Зная, что Иван Прохоров не горазд в грамоте, Филарет достал из-за божницы пузырек с чернилами, очинил гусиное перо и приготовился писать.
Перед тем, не доверяя очам своим, он заглянул в пожелтевшую тетрадь с записями о событиях и встречах и на давней странице сыскал строки: «Сего числа имел беседу с забеглым казаком по имени Емельян Пугачёв; нашей веры человек, но дик и странен, донос же попаляем в сиром звании своем гладом духа и проворством помышления».
Живописец, кланяясь в пояс, молвил:
– Ты, отче Филарет, пиши тако: сей-де лик пресветлого императора и государя Петра Федорыча Третьего, великого ревнителя веры нашей древлей, писан-де той же веры Иваном, сыном Прохоровым… в тысяча семьсот…
– Да уж не учи, знаю! – перебил его старец и оправил очки.
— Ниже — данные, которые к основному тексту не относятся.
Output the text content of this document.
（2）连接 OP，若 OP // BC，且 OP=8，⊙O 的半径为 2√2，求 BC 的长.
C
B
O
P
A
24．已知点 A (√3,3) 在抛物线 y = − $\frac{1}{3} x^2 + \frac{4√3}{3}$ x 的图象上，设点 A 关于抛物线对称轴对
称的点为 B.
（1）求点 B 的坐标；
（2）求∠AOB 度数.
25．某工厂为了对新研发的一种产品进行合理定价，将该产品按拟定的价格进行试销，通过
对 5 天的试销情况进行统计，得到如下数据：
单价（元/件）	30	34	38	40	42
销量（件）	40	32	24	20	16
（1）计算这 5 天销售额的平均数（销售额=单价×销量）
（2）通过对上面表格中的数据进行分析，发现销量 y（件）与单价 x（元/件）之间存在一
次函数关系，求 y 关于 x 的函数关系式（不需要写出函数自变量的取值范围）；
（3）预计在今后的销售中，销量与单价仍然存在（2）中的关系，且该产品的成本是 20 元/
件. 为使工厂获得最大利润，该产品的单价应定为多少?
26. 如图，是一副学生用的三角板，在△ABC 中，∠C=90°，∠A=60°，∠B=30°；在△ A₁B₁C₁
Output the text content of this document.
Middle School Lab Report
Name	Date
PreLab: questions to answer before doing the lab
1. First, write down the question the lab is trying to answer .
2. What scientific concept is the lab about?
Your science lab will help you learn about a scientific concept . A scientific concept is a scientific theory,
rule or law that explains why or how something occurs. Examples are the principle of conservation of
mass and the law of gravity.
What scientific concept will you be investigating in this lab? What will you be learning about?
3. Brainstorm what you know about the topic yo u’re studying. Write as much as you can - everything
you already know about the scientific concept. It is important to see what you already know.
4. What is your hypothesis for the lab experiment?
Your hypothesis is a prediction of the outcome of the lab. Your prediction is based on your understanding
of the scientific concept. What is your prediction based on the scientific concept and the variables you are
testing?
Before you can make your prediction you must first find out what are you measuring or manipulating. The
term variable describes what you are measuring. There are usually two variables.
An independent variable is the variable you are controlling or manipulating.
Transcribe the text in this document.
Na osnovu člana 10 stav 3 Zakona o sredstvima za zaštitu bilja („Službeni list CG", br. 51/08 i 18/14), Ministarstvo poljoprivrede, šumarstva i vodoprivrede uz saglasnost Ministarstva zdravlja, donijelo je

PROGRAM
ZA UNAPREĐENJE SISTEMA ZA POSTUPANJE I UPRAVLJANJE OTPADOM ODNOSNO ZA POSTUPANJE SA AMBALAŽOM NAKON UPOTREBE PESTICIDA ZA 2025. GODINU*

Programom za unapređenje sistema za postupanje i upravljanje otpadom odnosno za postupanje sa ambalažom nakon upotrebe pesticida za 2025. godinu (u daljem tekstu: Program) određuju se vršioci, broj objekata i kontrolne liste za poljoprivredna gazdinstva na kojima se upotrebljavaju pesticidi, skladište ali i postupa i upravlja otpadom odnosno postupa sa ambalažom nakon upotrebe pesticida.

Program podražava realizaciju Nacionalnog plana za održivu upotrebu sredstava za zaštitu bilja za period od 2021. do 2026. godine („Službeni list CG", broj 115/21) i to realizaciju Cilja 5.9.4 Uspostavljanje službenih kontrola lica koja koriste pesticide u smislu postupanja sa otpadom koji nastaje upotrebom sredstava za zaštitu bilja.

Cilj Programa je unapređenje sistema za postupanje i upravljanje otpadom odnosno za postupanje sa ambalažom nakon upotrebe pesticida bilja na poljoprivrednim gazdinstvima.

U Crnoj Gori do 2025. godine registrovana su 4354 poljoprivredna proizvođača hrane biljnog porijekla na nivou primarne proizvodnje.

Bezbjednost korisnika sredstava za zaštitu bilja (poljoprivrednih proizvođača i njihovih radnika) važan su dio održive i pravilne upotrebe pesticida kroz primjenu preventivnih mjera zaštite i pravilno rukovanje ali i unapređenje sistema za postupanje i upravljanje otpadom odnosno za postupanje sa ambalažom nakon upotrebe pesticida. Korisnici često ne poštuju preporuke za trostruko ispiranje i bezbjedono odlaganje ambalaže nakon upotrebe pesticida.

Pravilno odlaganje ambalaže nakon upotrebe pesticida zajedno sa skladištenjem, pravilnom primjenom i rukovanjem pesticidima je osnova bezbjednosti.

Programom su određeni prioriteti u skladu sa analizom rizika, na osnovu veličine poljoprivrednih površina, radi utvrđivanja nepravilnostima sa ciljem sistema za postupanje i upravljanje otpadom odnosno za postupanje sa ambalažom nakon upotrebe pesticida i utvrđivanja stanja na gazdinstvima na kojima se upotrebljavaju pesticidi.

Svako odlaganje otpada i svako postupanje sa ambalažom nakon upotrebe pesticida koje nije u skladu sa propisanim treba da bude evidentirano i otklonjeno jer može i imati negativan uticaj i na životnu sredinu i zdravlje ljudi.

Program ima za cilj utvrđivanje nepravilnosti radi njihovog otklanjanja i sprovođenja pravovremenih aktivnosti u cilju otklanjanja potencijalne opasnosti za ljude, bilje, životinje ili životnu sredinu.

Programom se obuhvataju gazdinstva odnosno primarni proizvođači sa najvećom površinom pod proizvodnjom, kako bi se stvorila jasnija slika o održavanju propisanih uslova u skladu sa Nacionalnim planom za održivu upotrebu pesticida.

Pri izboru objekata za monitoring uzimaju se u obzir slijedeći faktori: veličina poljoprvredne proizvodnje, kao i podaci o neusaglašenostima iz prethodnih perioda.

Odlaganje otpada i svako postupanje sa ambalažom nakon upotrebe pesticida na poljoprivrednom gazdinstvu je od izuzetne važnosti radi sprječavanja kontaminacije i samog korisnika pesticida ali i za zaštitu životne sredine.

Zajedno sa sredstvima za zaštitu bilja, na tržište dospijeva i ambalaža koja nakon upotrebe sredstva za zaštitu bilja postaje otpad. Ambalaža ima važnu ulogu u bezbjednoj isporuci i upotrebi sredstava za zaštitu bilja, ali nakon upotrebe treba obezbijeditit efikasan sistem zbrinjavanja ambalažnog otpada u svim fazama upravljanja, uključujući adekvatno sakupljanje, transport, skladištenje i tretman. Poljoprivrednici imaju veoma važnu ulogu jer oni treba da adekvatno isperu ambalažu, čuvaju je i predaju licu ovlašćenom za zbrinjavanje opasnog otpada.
Скорбно, про себя, в бороду улыбаясь, он на обратной стороне портрета вывел следующую надпись:
«Емельян Пугачёв, родом из казацкой станицы, нашей православной веры, принадлежит той веры Ивану сыну Прохорову.
Писан лик сей 1773 года сентября 21 дня».
5
Государя со свитой угощал обедом Иван Творогов. Перед началом трапезы, кланяясь, он сказал:
– Бью челом, хлебом да солью да третьей любовью, – и всем налил водки.
А государю поднесла чару на медном с эмалью персидском блюде сама Стеша. Красивая, рослая, румяная, с лукавым в глазах блеском, она была в лучшем наряде и походила на боярышню.
Но Пугачёв, приняв чарку, хотя и положил на блюдо пять рублевиков, взглянул на Стешу равнодушно.
Обиженная Стеша горестно вздохнула, потупилась. А вот как ей хотелось, чтобы государь чокнулся с ней и при всех поцеловал ее. Неужли эта птичка остроносая, Устька Кузнецова, батюшку приворожила?
Все выпили в честь новой полковницы-хозяйки и полковника-хозяина, а когда Творогов взял бутыль, чтобы снова налить водки, Пугачёв махнул рукой:
– Убрать! Не гоже теперь.
Казаки переглянулись, бороды их печально повисли. За обедом был совет, куда назавтра путь держать? Решили двинуться к крепости Рассыпной.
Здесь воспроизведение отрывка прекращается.